Правильная молитва — это не труд, упражнение или благочестивая поза, но просьба дитяти, обращенная к сердцу Отца. Оттого молитва никогда не демонстративна — ни перед Богом, ни перед нами самими, ни перед другими. Если бы Бог не знал, в чем мои нужды, тогда мне пришлось бы раскидывать умом, как мне сказать Ему об этом, что сказать и сказать ли вообще. Итак вера, исходя из которой я молюсь, исключает любую рефлексию, любую демонстративность.
Молитва — это совершенно тайное. Она противопоставлена явности в любом виде. Кто молится, тот более ведает уже не себя, но только Бога, к Которому взывает. Поскольку молитва направлена не в мир, но устремлена исключительно к Богу, то это дело совершенно не демонстративное.
Конечно, бывает, что молитва превращается в демонстрацию, в которой на свет выходит тайное. Это происходит не только в явной молитве, становящейся болтовней. Сегодня так случается очень редко. Но это безразлично, ибо это даже еще губительнее, если я сам — зритель моей молитвы, если я молюсь перед самим собой, если я удовлетворенно наслаждаюсь этим состоянием в качестве зрителя, если я изумленно или устыженно застаю себя в этом состоянии. Уличная открытость есть только наивная форма открытости, которую я себе готовлю. В своей комнате я тоже могу устроить бурную демонстрацию. Слово Иисуса можно исказить и там. Открытость, которую я себе ищу, состоит в таком случае в том, что я сразу и молящийся, и слушающий. Я слушаю себя, я слышу себя.

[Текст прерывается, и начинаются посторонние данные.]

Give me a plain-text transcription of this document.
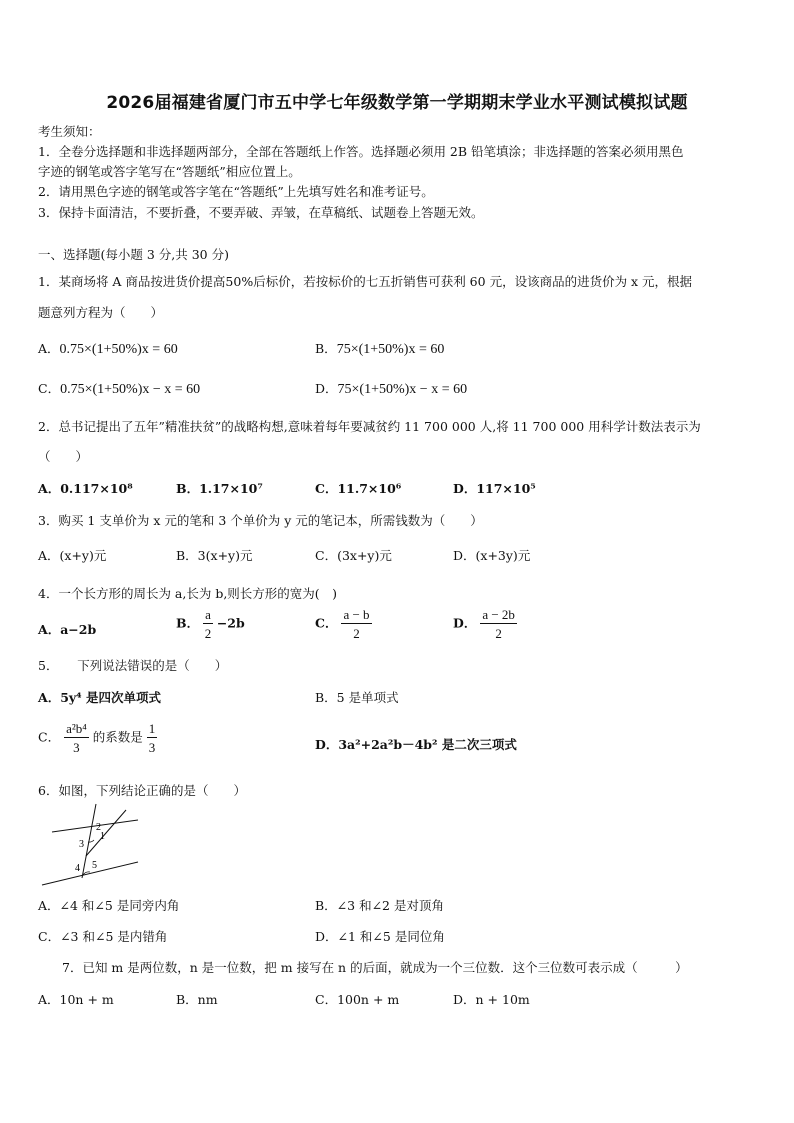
2026届福建省厦门市五中学七年级数学第一学期期末学业水平测试模拟试题
考生须知：
1．全卷分选择题和非选择题两部分，全部在答题纸上作答。选择题必须用 2B 铅笔填涂；非选择题的答案必须用黑色
字迹的钢笔或答字笔写在“答题纸”相应位置上。
2．请用黑色字迹的钢笔或答字笔在“答题纸”上先填写姓名和准考证号。
3．保持卡面清洁，不要折叠，不要弄破、弄皱，在草稿纸、试题卷上答题无效。
一、选择题(每小题 3 分,共 30 分)
1．某商场将 A 商品按进货价提高50%后标价，若按标价的七五折销售可获利 60 元，设该商品的进货价为 x 元，根据
题意列方程为（　　）
A．0.75×(1+50%)x = 60	B．75×(1+50%)x = 60
C．0.75×(1+50%)x − x = 60	D．75×(1+50%)x − x = 60
2．总书记提出了五年”精准扶贫”的战略构想,意味着每年要减贫约 11 700 000 人,将 11 700 000 用科学计数法表示为
（　　）
A．0.117×10⁸	B．1.17×10⁷	C．11.7×10⁶	D．117×10⁵
3．购买 1 支单价为 x 元的笔和 3 个单价为 y 元的笔记本，所需钱数为（　　）
A．(x+y)元	B．3(x+y)元	C．(3x+y)元	D．(x+3y)元
4．一个长方形的周长为 a,长为 b,则长方形的宽为(　)
A．a−2b	B． $\frac{a}{2} -2b$	C． $\frac{a - b}{2}$	D． $\frac{a - 2b}{2}$
5．　　下列说法错误的是（　　）
A．5y⁴ 是四次单项式	B．5 是单项式
C． $\frac{\text{a²b⁴}}{3}$ 的系数是 $\frac{1}{3}$	D．3a²+2a²b－4b² 是二次三项式
6．如图，下列结论正确的是（　　）
2
1
3
4 5
A．∠4 和∠5 是同旁内角	B．∠3 和∠2 是对顶角
C．∠3 和∠5 是内错角	D．∠1 和∠5 是同位角
7．已知 m 是两位数，n 是一位数，把 m 接写在 n 的后面，就成为一个三位数．这个三位数可表示成（　　　）
A．10n + m	B．nm	C．100n + m	D．n + 10m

Поскольку мне неохота ждать, пока Господь меня услышит, поскольку я вряд ли когда-нибудь смогу удостовериться в том, что моя молитва услышана Богом, то послушаюка я сам себя. Я утверждаю, что молюсь благочестиво, и в этом утверждении заключается удовлетворение от самовыслушивания. Моя молитва услышана. В этом моя награда. Поскольку я выслушан самим собой, Богу незачем меня выслушивать; поскольку себе в награду я приготовил явность, Бог не уготовит мне награды.